– Полейте мне на руки, мать Евдокия! – просипела я сквозь очередной приступ тошноты.
Выдержке монахинь можно позавидовать: мать Евдокия ни о чем меня не спросила, пока доставала канистру с водой и мыло, поливала мне на руки и подавала бумажные салфетки.
– Скажите честно, от меня воняет? – спросила я, изведя всю канистру.
– Ничем от нас не воняет, Сандра, не выдумывайте – вы стояли высоко на стене.
– Да, но ветер дул в мою сторону!
– И ветер никак не мог дуть на вас со стороны моря, здесь всегда ветер с океана. Давайте-ка поскорей уедем отсюда.
Я отдышалась, снова прицепила мобиль, села за руль джипа и рванула с места, стараясь как можно скорее оказаться подальше от стены и от того что я увидела за стеной.
– Мать Евдокия! Вода к ним подступала, а стена не давала им выбраться. Они лезли на стену, громоздились друг на друга и в таком положении погибли. Огромные кучи! И руки все еще тянутся, тянутся вверх, а рты открыты… А другие просто лежат, скорчившись, в своих палатках, и маленькие трупики тоже… И чайки, тысячи чаек, которые до сих пор…
– Молчите, прошу вас, – тихо сказала монахиня.
Я взглянула на нее. Из-под ее закрытых глаз катились слезы, а губы что-то шептали. Наверно, она молилась за тех, кого я видела. Что ж, если ничего нельзя сделать, то и это неплохо…
Я вела машину в полной прострации, стараясь только не врезаться в стену колючек справа. Наверно, этот шок продолжался бы еще очень долго, если бы не опасная встреча, которая нас поджидала где-то в часе езды от бывшего палаточного города. За одним из поворотов дороги я увидела впереди несущийся на нас огромный красный мобиль полиции Надзора. Сообразив, что джип заслоняет мобишку, если смотреть на него спереди, я резко остановилась. Надзорный мобиль тоже затормозил метрах в пятидесяти перед нами. Из него вышел пожилой полицейский и направился к нам. Быстро расстегнув комбинезон па груди, я обнажила шею, закатала рукава и приветственно помахала ему из окна голой рукой. Он приблизился, и я разглядела нашивки сержанта.

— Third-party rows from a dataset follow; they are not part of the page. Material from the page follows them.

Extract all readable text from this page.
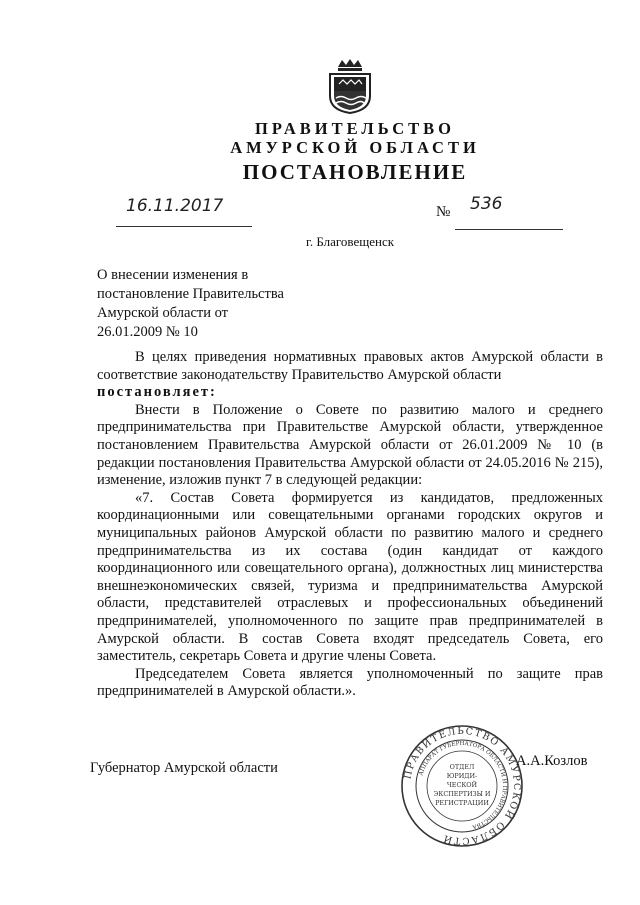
ПРАВИТЕЛЬСТВО
АМУРСКОЙ ОБЛАСТИ
ПОСТАНОВЛЕНИЕ
16.11.2017	№ 536
г. Благовещенск
О внесении изменения в
постановление Правительства
Амурской области от
26.01.2009 № 10

В целях приведения нормативных правовых актов Амурской области в соответствие законодательству Правительство Амурской области

постановляет:

Внести в Положение о Совете по развитию малого и среднего предпринимательства при Правительстве Амурской области, утвержденное постановлением Правительства Амурской области от 26.01.2009 № 10 (в редакции постановления Правительства Амурской области от 24.05.2016 № 215), изменение, изложив пункт 7 в следующей редакции:

«7. Состав Совета формируется из кандидатов, предложенных координационными или совещательными органами городских округов и муниципальных районов Амурской области по развитию малого и среднего предпринимательства из их состава (один кандидат от каждого координационного или совещательного органа), должностных лиц министерства внешнеэкономических связей, туризма и предпринимательства Амурской области, представителей отраслевых и профессиональных объединений предпринимателей, уполномоченного по защите прав предпринимателей в Амурской области. В состав Совета входят председатель Совета, его заместитель, секретарь Совета и другие члены Совета.

Председателем Совета является уполномоченный по защите прав предпринимателей в Амурской области.».

Губернатор Амурской области	ПРАВИТЕЛЬСТВО АМУРСКОЙ ОБЛАСТИ
АППАРАТ ГУБЕРНАТОРА ОБЛАСТИ И ПРАВИТЕЛЬСТВА
ОТДЕЛ
ЮРИДИ-
ЧЕСКОЙ
ЭКСПЕРТИЗЫ И
РЕГИСТРАЦИИ
А.А.Козлов
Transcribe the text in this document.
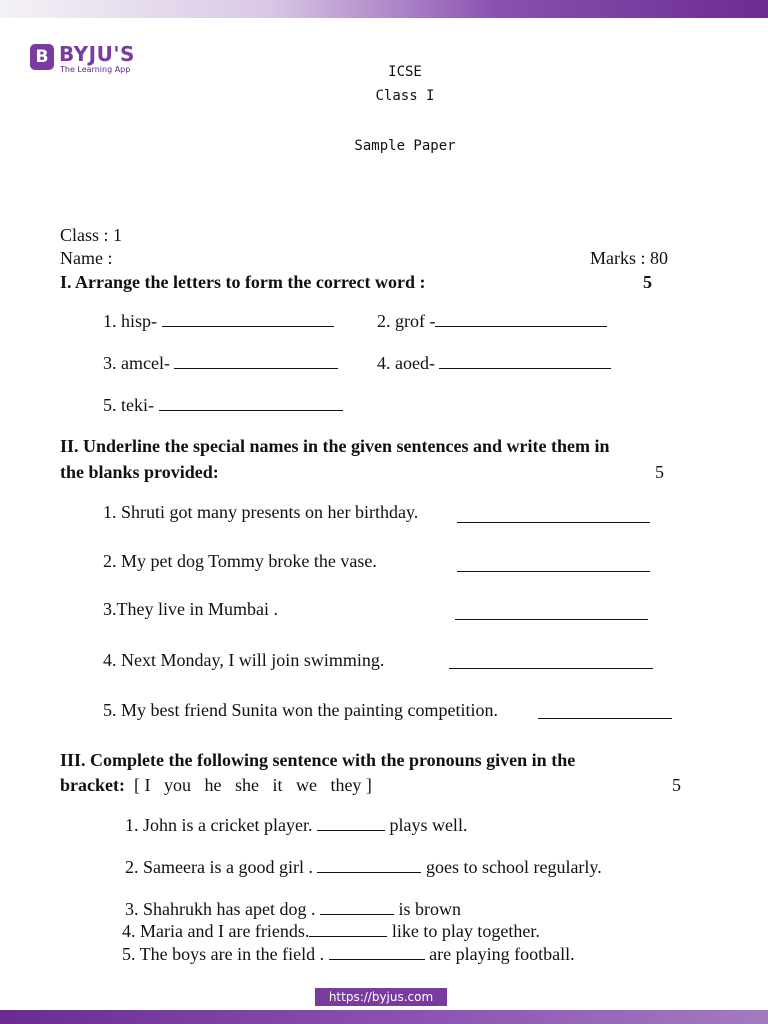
B BYJU'S
The Learning App	ICSE
Class I
Sample Paper
Class : 1
Name :	Marks : 80
I. Arrange the letters to form the correct word :	5
1. hisp-	2. grof -
3. amcel-	4. aoed-
5. teki-
II. Underline the special names in the given sentences and write them in
the blanks provided:	5
1. Shruti got many presents on her birthday.
2. My pet dog Tommy broke the vase.
3.They live in Mumbai .
4. Next Monday, I will join swimming.
5. My best friend Sunita won the painting competition.
III. Complete the following sentence with the pronouns given in the
bracket: [ I   you   he   she   it   we   they ]	5
1. John is a cricket player.	plays well.
2. Sameera is a good girl .	goes to school regularly.
3. Shahrukh has apet dog .	is brown
4. Maria and I are friends.	like to play together.
5. The boys are in the field .	are playing football.
https://byjus.com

– Уа, сержант! Вы из местного участка?
– Да. А вы…
– Так какого же черта вы не уберете старую развалину там, у стены? – я показала большим пальцем назад, в сторону палаточного городка. Уж теперь-то он точно разглядел мои голые руки и шею, скользнул взглядом по моим отросшим волосам: ни одна планетянка не станет носить волосы, нарушать принятую форму одежды и обнажаться, если у нее нет на это особых прав. – Ваш Надзор сообщил в Центр экологии, что асы повадились посещать этот ваш могильник. Ничего удивительного, у вас там для них чуть ли не лифт приготовлен. Почему экологическая служба должна за вас думать о таких пустяках?
– Вы имеете в виду, достопочтенная…
– Майор Юлия.
– … достопочтенная майор Юлия, обгоревший вездеход там, под стеной?
– Сообразили наконец! Вечером я лично проверю с вертолета, будет л и он у бран, и если вы его не оттащите на свалку, сержант…
– Сержант Пукарес.
– Отвечать будете лично вы, сержант Пукарес! Все! Можете быть свободны.
Я рванула машину, оставив сержанта Пукареса утирать пот после разноса. Он так и стоял, глядя нам вслед, пока мы не скрылись за новым поворотом. Тут я взглянула на мать Евдокию: она по-прежнему плела свои узелки, только на ее голову и плечи была накинута бабушкина красная клетчатая салфетка, из под которой виднелись две тонкие, обнаженные до локтей руки. Уловив мой взгляд, она подняла голову:
– Я правильно поняла смысл маскировки?
– Гениально! Вас можно принять за кого угодно, только не за монахиню и не за простую планетянку. Голые руки, как известно, привилегия немногих, а клетчатый апостольник – это даже оригинально, простенько и со вкусом. А как это вы догадались закатать рукава?
– Я это сделала, глядя на вас. Сообразила: раз уж вы в первую очередь решили обнажить руки, значит, вы знаете, зачем это надо делать.
– С вами можно возить макароны, мать Евдокия, – заметила я покровительственно.
– Вы думаете? Вот и матушка игуменья, наверно, так считает, – кротко вздохнула мать Евдокия, – иначе она не благословляла бы меня па эти поездки по три-четыре раза в году.
Ловко она меня поддела! Но я не сдалась.
– Так почему же у вас ручки такие белые, мать Евдокия? Как это вы уберегли их от загара, обнажая перед каждым полицейским?
– Нехорошо смеяться над бедной монахиней! – совсем елейным голоском пропела мать Евдокия.